Shee anda exausta dos últimos dois meses. Como todos nós, ainda espera a chegada de quem não chega, a volta de quem chamava ela carinhosamente de Porcaria. Mas era Porcaria em um tom tão afetuoso que ela atendia cheia de graça. O som do elevador a deixa alerta, mas a porta não se abre com ele.
Na casa nova que já é velha conhecida de minha flor, frequentada desde a mais tenra idade, onde ela passou seu primeiro Natal no Rio, em 2003 – tinha um ano e meio e pelo completamente avermelhado, nada desses pelos brancos que se espalham por seu corpinho – pois bem, nessa casa que agora é também seu lar, ela não para quieta. Vai de um lado a outro, seguindo rastros, checando quem chega e quem sai, franzindo o focinho ao menor sinal de invasão, é um cão de guarda! Tanto caminha, tanto anda, tanto presta atenção que perdeu duzentos gramas em sessenta dias e quando chega a noite fica assim, como na foto: derrubada. Ela que vira – sempre! – o focinho quando me aproximo para tirar foto, nem se mexe. Está exausta, louca por um escurinho do cinema e o aconchego de um de nós.

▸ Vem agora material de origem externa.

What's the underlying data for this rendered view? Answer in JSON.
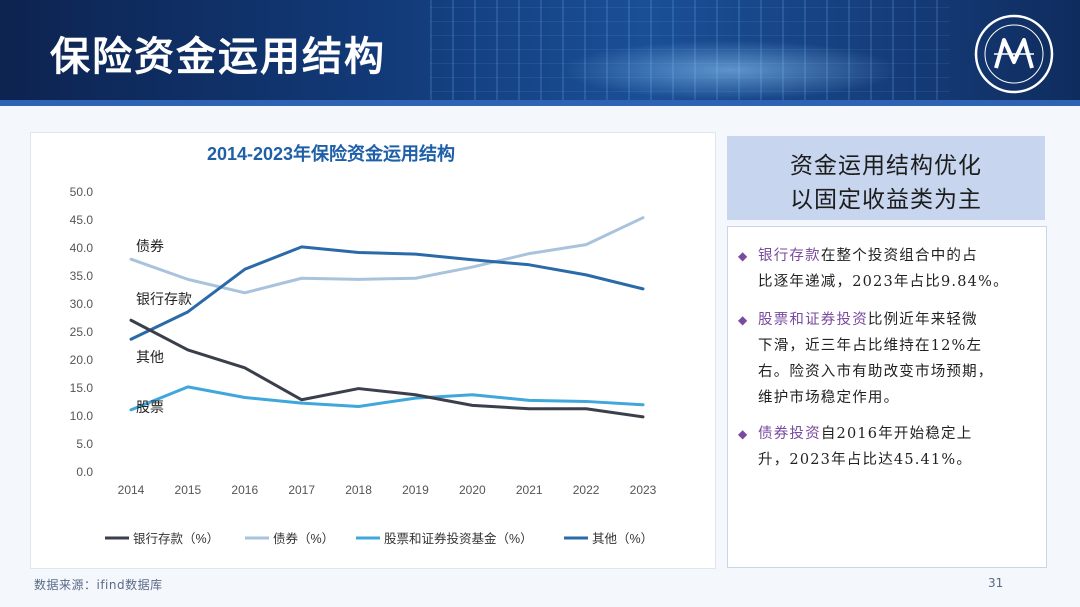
{
  "page": {
    "title": "保险资金运用结构",
    "source": "数据来源：ifind数据库",
    "page_number": "31"
  },
  "side_panel": {
    "heading_line1": "资金运用结构优化",
    "heading_line2": "以固定收益类为主",
    "bullets": [
      {
        "lines": [
          [
            {
              "text": "银行存款",
              "hl": true
            },
            {
              "text": "在整个投资组合中的占",
              "hl": false
            }
          ],
          [
            {
              "text": "比逐年递减，2023年占比9.84%。",
              "hl": false
            }
          ]
        ]
      },
      {
        "lines": [
          [
            {
              "text": "股票和证券投资",
              "hl": true
            },
            {
              "text": "比例近年来轻微",
              "hl": false
            }
          ],
          [
            {
              "text": "下滑，近三年占比维持在12%左",
              "hl": false
            }
          ],
          [
            {
              "text": "右。险资入市有助改变市场预期，",
              "hl": false
            }
          ],
          [
            {
              "text": "维护市场稳定作用。",
              "hl": false
            }
          ]
        ]
      },
      {
        "lines": [
          [
            {
              "text": "债券投资",
              "hl": true
            },
            {
              "text": "自2016年开始稳定上",
              "hl": false
            }
          ],
          [
            {
              "text": "升，2023年占比达45.41%。",
              "hl": false
            }
          ]
        ]
      }
    ]
  },
  "colors": {
    "bank": "#3b3f4c",
    "bond": "#a9c3dd",
    "stock": "#3fa7dc",
    "other": "#2a6aa8",
    "title": "#1f5fa8",
    "accent": "#7a4a9e"
  },
  "chart_data": {
    "type": "line",
    "title": "2014-2023年保险资金运用结构",
    "x": [
      "2014",
      "2015",
      "2016",
      "2017",
      "2018",
      "2019",
      "2020",
      "2021",
      "2022",
      "2023"
    ],
    "ylim": [
      0,
      50
    ],
    "yticks": [
      "0.0",
      "5.0",
      "10.0",
      "15.0",
      "20.0",
      "25.0",
      "30.0",
      "35.0",
      "40.0",
      "45.0",
      "50.0"
    ],
    "grid": false,
    "legend_position": "bottom",
    "series": [
      {
        "name": "银行存款（%）",
        "label": "银行存款",
        "key": "bank",
        "values": [
          27.1,
          21.8,
          18.6,
          12.9,
          14.9,
          13.8,
          11.9,
          11.3,
          11.3,
          9.84
        ]
      },
      {
        "name": "债券（%）",
        "label": "债券",
        "key": "bond",
        "values": [
          38.0,
          34.4,
          32.0,
          34.6,
          34.4,
          34.6,
          36.6,
          39.0,
          40.6,
          45.41
        ]
      },
      {
        "name": "股票和证券投资基金（%）",
        "label": "股票",
        "key": "stock",
        "values": [
          11.1,
          15.2,
          13.3,
          12.3,
          11.7,
          13.2,
          13.8,
          12.8,
          12.6,
          12.0
        ]
      },
      {
        "name": "其他（%）",
        "label": "其他",
        "key": "other",
        "values": [
          23.7,
          28.6,
          36.2,
          40.2,
          39.2,
          38.9,
          37.9,
          37.0,
          35.2,
          32.7
        ]
      }
    ]
  }
}
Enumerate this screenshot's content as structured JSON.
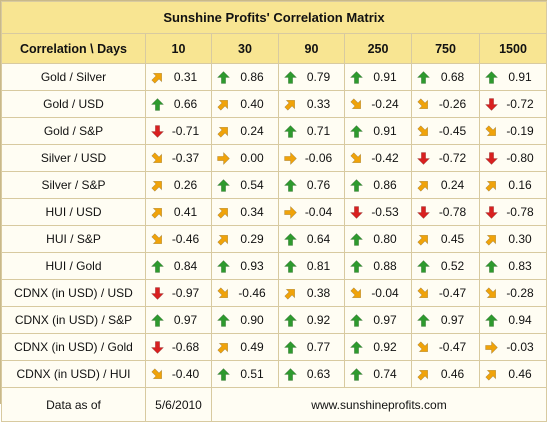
{
  "title": "Sunshine Profits' Correlation Matrix",
  "header": {
    "corner": "Correlation \\ Days",
    "columns": [
      "10",
      "30",
      "90",
      "250",
      "750",
      "1500"
    ]
  },
  "colors": {
    "up": "#2e9a2e",
    "up_right": "#f0a30a",
    "right": "#f0a30a",
    "down_right": "#f0a30a",
    "down": "#d92020",
    "header_bg": "#f8e592"
  },
  "rows": [
    {
      "label": "Gold / Silver",
      "cells": [
        {
          "v": "0.31",
          "dir": "up_right"
        },
        {
          "v": "0.86",
          "dir": "up"
        },
        {
          "v": "0.79",
          "dir": "up"
        },
        {
          "v": "0.91",
          "dir": "up"
        },
        {
          "v": "0.68",
          "dir": "up"
        },
        {
          "v": "0.91",
          "dir": "up"
        }
      ]
    },
    {
      "label": "Gold / USD",
      "cells": [
        {
          "v": "0.66",
          "dir": "up"
        },
        {
          "v": "0.40",
          "dir": "up_right"
        },
        {
          "v": "0.33",
          "dir": "up_right"
        },
        {
          "v": "-0.24",
          "dir": "down_right"
        },
        {
          "v": "-0.26",
          "dir": "down_right"
        },
        {
          "v": "-0.72",
          "dir": "down"
        }
      ]
    },
    {
      "label": "Gold / S&P",
      "cells": [
        {
          "v": "-0.71",
          "dir": "down"
        },
        {
          "v": "0.24",
          "dir": "up_right"
        },
        {
          "v": "0.71",
          "dir": "up"
        },
        {
          "v": "0.91",
          "dir": "up"
        },
        {
          "v": "-0.45",
          "dir": "down_right"
        },
        {
          "v": "-0.19",
          "dir": "down_right"
        }
      ]
    },
    {
      "label": "Silver / USD",
      "cells": [
        {
          "v": "-0.37",
          "dir": "down_right"
        },
        {
          "v": "0.00",
          "dir": "right"
        },
        {
          "v": "-0.06",
          "dir": "right"
        },
        {
          "v": "-0.42",
          "dir": "down_right"
        },
        {
          "v": "-0.72",
          "dir": "down"
        },
        {
          "v": "-0.80",
          "dir": "down"
        }
      ]
    },
    {
      "label": "Silver / S&P",
      "cells": [
        {
          "v": "0.26",
          "dir": "up_right"
        },
        {
          "v": "0.54",
          "dir": "up"
        },
        {
          "v": "0.76",
          "dir": "up"
        },
        {
          "v": "0.86",
          "dir": "up"
        },
        {
          "v": "0.24",
          "dir": "up_right"
        },
        {
          "v": "0.16",
          "dir": "up_right"
        }
      ]
    },
    {
      "label": "HUI / USD",
      "cells": [
        {
          "v": "0.41",
          "dir": "up_right"
        },
        {
          "v": "0.34",
          "dir": "up_right"
        },
        {
          "v": "-0.04",
          "dir": "right"
        },
        {
          "v": "-0.53",
          "dir": "down"
        },
        {
          "v": "-0.78",
          "dir": "down"
        },
        {
          "v": "-0.78",
          "dir": "down"
        }
      ]
    },
    {
      "label": "HUI / S&P",
      "cells": [
        {
          "v": "-0.46",
          "dir": "down_right"
        },
        {
          "v": "0.29",
          "dir": "up_right"
        },
        {
          "v": "0.64",
          "dir": "up"
        },
        {
          "v": "0.80",
          "dir": "up"
        },
        {
          "v": "0.45",
          "dir": "up_right"
        },
        {
          "v": "0.30",
          "dir": "up_right"
        }
      ]
    },
    {
      "label": "HUI / Gold",
      "cells": [
        {
          "v": "0.84",
          "dir": "up"
        },
        {
          "v": "0.93",
          "dir": "up"
        },
        {
          "v": "0.81",
          "dir": "up"
        },
        {
          "v": "0.88",
          "dir": "up"
        },
        {
          "v": "0.52",
          "dir": "up"
        },
        {
          "v": "0.83",
          "dir": "up"
        }
      ]
    },
    {
      "label": "CDNX (in USD) / USD",
      "cells": [
        {
          "v": "-0.97",
          "dir": "down"
        },
        {
          "v": "-0.46",
          "dir": "down_right"
        },
        {
          "v": "0.38",
          "dir": "up_right"
        },
        {
          "v": "-0.04",
          "dir": "down_right"
        },
        {
          "v": "-0.47",
          "dir": "down_right"
        },
        {
          "v": "-0.28",
          "dir": "down_right"
        }
      ]
    },
    {
      "label": "CDNX (in USD) / S&P",
      "cells": [
        {
          "v": "0.97",
          "dir": "up"
        },
        {
          "v": "0.90",
          "dir": "up"
        },
        {
          "v": "0.92",
          "dir": "up"
        },
        {
          "v": "0.97",
          "dir": "up"
        },
        {
          "v": "0.97",
          "dir": "up"
        },
        {
          "v": "0.94",
          "dir": "up"
        }
      ]
    },
    {
      "label": "CDNX (in USD) / Gold",
      "cells": [
        {
          "v": "-0.68",
          "dir": "down"
        },
        {
          "v": "0.49",
          "dir": "up_right"
        },
        {
          "v": "0.77",
          "dir": "up"
        },
        {
          "v": "0.92",
          "dir": "up"
        },
        {
          "v": "-0.47",
          "dir": "down_right"
        },
        {
          "v": "-0.03",
          "dir": "right"
        }
      ]
    },
    {
      "label": "CDNX (in USD) / HUI",
      "cells": [
        {
          "v": "-0.40",
          "dir": "down_right"
        },
        {
          "v": "0.51",
          "dir": "up"
        },
        {
          "v": "0.63",
          "dir": "up"
        },
        {
          "v": "0.74",
          "dir": "up"
        },
        {
          "v": "0.46",
          "dir": "up_right"
        },
        {
          "v": "0.46",
          "dir": "up_right"
        }
      ]
    }
  ],
  "footer": {
    "label": "Data as of",
    "date": "5/6/2010",
    "site": "www.sunshineprofits.com"
  }
}
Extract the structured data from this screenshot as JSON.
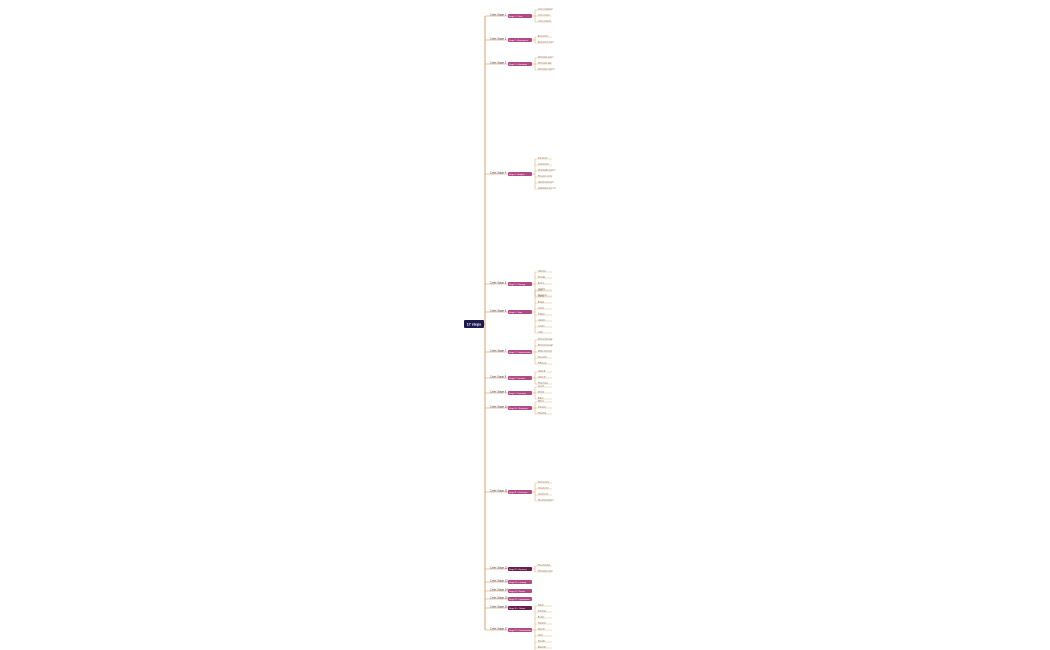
{
  "root": {
    "label": "17 steps"
  },
  "stages": [
    {
      "label": "Crisis Stage 1",
      "node": "Stage 1 – Crisis",
      "children": [
        "Crisis component",
        "Crisis context",
        "Crisis response"
      ]
    },
    {
      "label": "Crisis Stage 2",
      "node": "Stage 2 – Assessment",
      "children": [
        "Assessment",
        "Assessment scope"
      ]
    },
    {
      "label": "Crisis Stage 3",
      "node": "Stage 3 – Information",
      "children": [
        "Information source",
        "Information type",
        "Information channel"
      ]
    },
    {
      "label": "Crisis Stage 4",
      "node": "Stage 4 – Analysis",
      "children": [
        "Key factors",
        "Critical items",
        "Stakeholder analysis",
        "Resource review",
        "Operational factors",
        "Deployment structure"
      ]
    },
    {
      "label": "Crisis Stage 5",
      "node": "Stage 5 – Planning",
      "children": [
        "Objective",
        "Strategy",
        "Actions",
        "Timeline",
        "Resources"
      ]
    },
    {
      "label": "Crisis Stage 6",
      "node": "Stage 6 – Team",
      "children": [
        "Lead",
        "Deputy",
        "Analyst",
        "Liaison",
        "Support",
        "Logistics",
        "Comms",
        "Legal"
      ]
    },
    {
      "label": "Crisis Stage 7",
      "node": "Stage 7 – Communication",
      "children": [
        "Internal message",
        "External message",
        "Media statement",
        "Key points",
        "Follow-up"
      ]
    },
    {
      "label": "Crisis Stage 8",
      "node": "Stage 8 – Decision",
      "children": [
        "Option A",
        "Option B",
        "Final choice"
      ]
    },
    {
      "label": "Crisis Stage 9",
      "node": "Stage 9 – Execution",
      "children": [
        "Launch",
        "Monitor",
        "Adjust"
      ]
    },
    {
      "label": "Crisis Stage 10",
      "node": "Stage 10 – Monitoring",
      "children": [
        "Metrics",
        "Indicators",
        "Reporting"
      ]
    },
    {
      "label": "Crisis Stage 11",
      "node": "Stage 11 – Evaluation",
      "children": [
        "Review items",
        "Outcome list",
        "Lessons list",
        "Recommendations"
      ]
    },
    {
      "label": "Crisis Stage 12",
      "node": "Stage 12 – Recovery",
      "children": [
        "Recovery plan",
        "Restoration steps"
      ]
    },
    {
      "label": "Crisis Stage 13",
      "node": "Stage 13 – Learning",
      "children": []
    },
    {
      "label": "Crisis Stage 14",
      "node": "Stage 14 – Review",
      "children": []
    },
    {
      "label": "Crisis Stage 15",
      "node": "Stage 15 – Improvement",
      "children": []
    },
    {
      "label": "Crisis Stage 16",
      "node": "Stage 16 – Closure",
      "children": []
    },
    {
      "label": "Crisis Stage 17",
      "node": "Stage 17 – Documentation",
      "children": [
        "Report",
        "Summary",
        "Archive",
        "Handover",
        "Sign-off",
        "Notes",
        "Records",
        "Appendix",
        "Index"
      ]
    }
  ],
  "colors": {
    "root": "#1f1a4d",
    "stage_node": "#b24a86",
    "stage_node_dark": "#6b1d4e",
    "branch_line": "#c98a3a",
    "trunk_line": "#c27a2c",
    "stage_text": "#3a2a4a",
    "leaf_text": "#5a4a3a"
  }
}
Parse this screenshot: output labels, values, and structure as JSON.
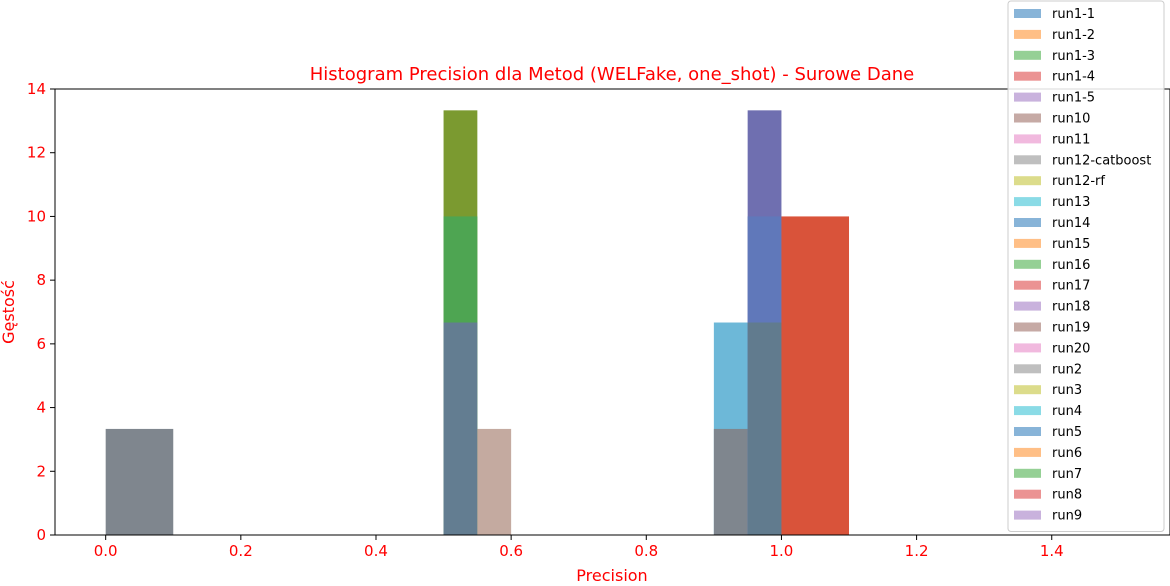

Shee arrumou amigos na vizinhança: Thor, Nick e outros dois que ainda não sei o nome. Eles fazem a maior festa quando a encontram e ela bem gosta do assédio, apesar de fazer cara de paisagem. Quando saímos e não encontramos ninguém, ela fica como numa partida entre Nadal e Federer, olhando de um lado a outro, sem confessar para quem torce. Mas não sei o que lhe deu, que resolveu latir ferozmente para labradores. Quanto maior, mais alto o latido. Temos que mudar de calçada ou encurtar o passeio. Não fazia isso antigamente, é briga nova. Enfim, minha flor já dorme e ronca, daqui a pouco levantará a cabeça para saber se continuo batucando teclas na madrugada.